While sheep were in short supply this winter, warm weather was not.
During a recent phone interview, Domaine Anderson winemaker Darrin Low described an exceptionally green and higher than usual cover crop in the vineyard. The winter in California started off wet, but with warmer temperatures than usual, it looks like bud break could be in two to three weeks.
By then, the absence of sheep – and the fertilizer they leave behind after their winter meal of peas, vetch and oats – won’t be noticed. The cover crop will be tilled under and another growing season in the Anderson Valley will be underway.
When Low made his atypical entrance into the wine industry, a different varietal was on the rise.
In a business where there’s a plethora of second- or third-generation farmers and winemakers, Low’s foray came at his parents wine shop in Healdsburg. Because they also sold beer and spirits, he had learned how wine can intimidate a consumer. Even his father, who ran the liquor side of the business, was intimidated by wine sales and hired someone to run the wine operation.

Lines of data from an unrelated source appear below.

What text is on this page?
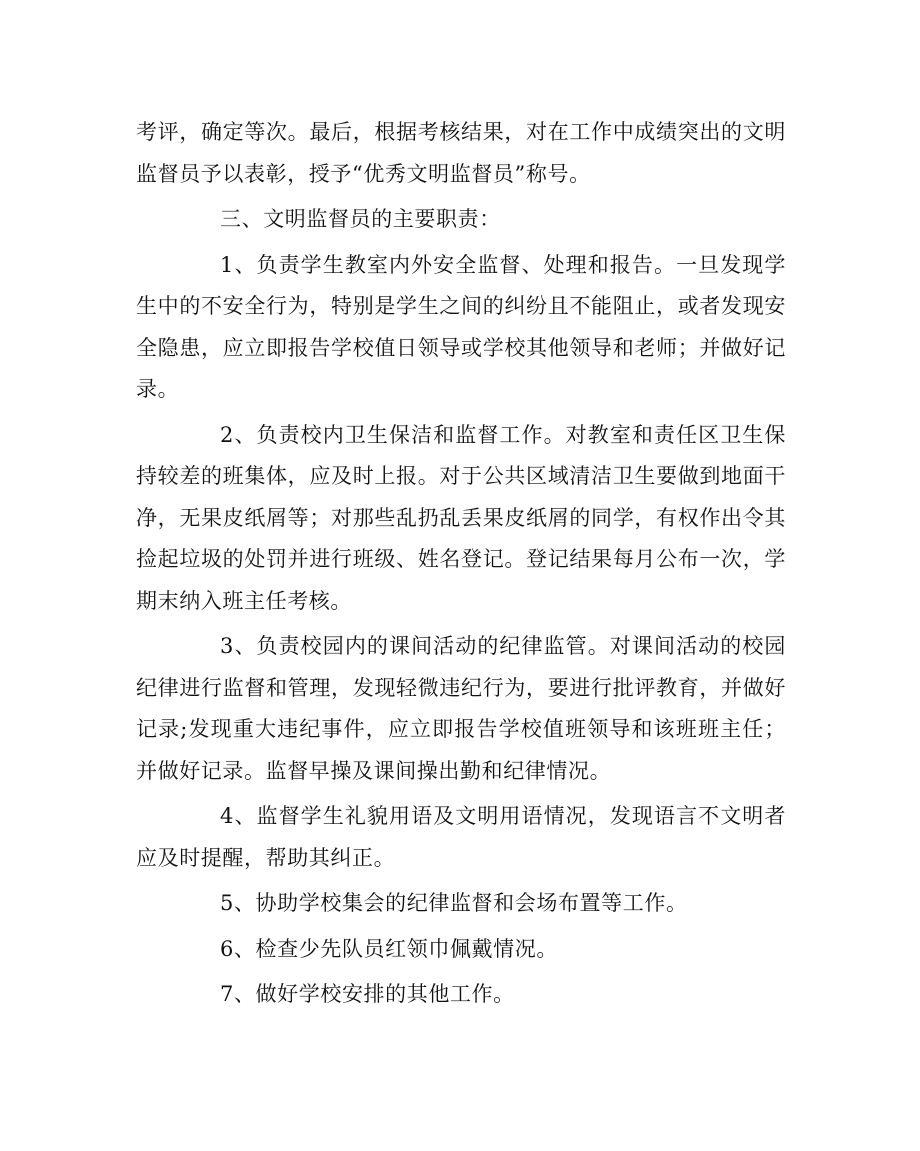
考评，确定等次。最后，根据考核结果，对在工作中成绩突出的文明监督员予以表彰，授予“优秀文明监督员”称号。

三、文明监督员的主要职责：

1、负责学生教室内外安全监督、处理和报告。一旦发现学生中的不安全行为，特别是学生之间的纠纷且不能阻止，或者发现安全隐患，应立即报告学校值日领导或学校其他领导和老师；并做好记录。

2、负责校内卫生保洁和监督工作。对教室和责任区卫生保持较差的班集体，应及时上报。对于公共区域清洁卫生要做到地面干净，无果皮纸屑等；对那些乱扔乱丢果皮纸屑的同学，有权作出令其捡起垃圾的处罚并进行班级、姓名登记。登记结果每月公布一次，学期末纳入班主任考核。

3、负责校园内的课间活动的纪律监管。对课间活动的校园纪律进行监督和管理，发现轻微违纪行为，要进行批评教育，并做好记录;发现重大违纪事件，应立即报告学校值班领导和该班班主任；并做好记录。监督早操及课间操出勤和纪律情况。

4、监督学生礼貌用语及文明用语情况，发现语言不文明者应及时提醒，帮助其纠正。

5、协助学校集会的纪律监督和会场布置等工作。

6、检查少先队员红领巾佩戴情况。

7、做好学校安排的其他工作。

A zinfandel craze had swept through Sonoma Valley and there was 15% growth year after year. While Low worked the harvest and in cellars for spending cash before he’d return to school, he’d also set his career trajectory.
There was no desire to get into the “grind” that can be retail sales. Rather he’d find a career in making pinot noir, a popular varietal that has helped demystify the beverage for the masses.
“The American consumer is a lot more adventurous,” Low said. “They are not just going for the tried and true brand. They’re discovering the world, as well.”
While it might seem a world away, Anderson Valley continued its strong trend of delivering distinct pinot noir with the Domaine Anderson Pinot Noir 2015 ($39). Described as a sleepy hamlet two hours northwest of Napa Valley, its spot in the backseat to more well-known regions such as Santa Barbara, Carneros, the Russian River Valley and the Sonoma Coast should only be temporary.
“For 20 years, pinot has been on the rise in California and Oregon,” Low said. “Anderson Valley is this little, isolated valley, and maybe that’s part of the reason why it’s under the radar. Russian River Valley and Carneros are accessible to the Bay area. We are a couple hours away on a long, windy road from San Francisco, but isolation is part of our charm. It’s tough to get to, but once you’re out here you realize it’s the perfect place to grow pinot noir and chardonnay.”
During the 1980s, French champagne houses started to plant their flags throughout California. Roederer settled on Anderson Valley and made what Low said are “outstanding sparkling wines.” With a few tweaks to the growing practice and in cellar equipment, the area’s foggy mornings, proximity to the Pacific Ocean’s cooling breezes and mild summer temperatures made it a haven for the still wine version of the Burgundian varietals of pinot noir and chardonnay.
“We are in a small town and with that comes the good and bad,” Low said. “Everyone knows what you are up to, and gossip travels around. But part of that is the charm. And because we are so isolated, the people tend to like less of the showiness, and that’s an advantage for pinot noir. That’s its personality versus cabernet sauvignon. We aren’t big showy and rip and in your face. We are subtle, elegant and terroir-driven types of wines. There’s a comfort and ease producing wine up here.”
Bud break will happen soon. And quietly, another growing season will arrive.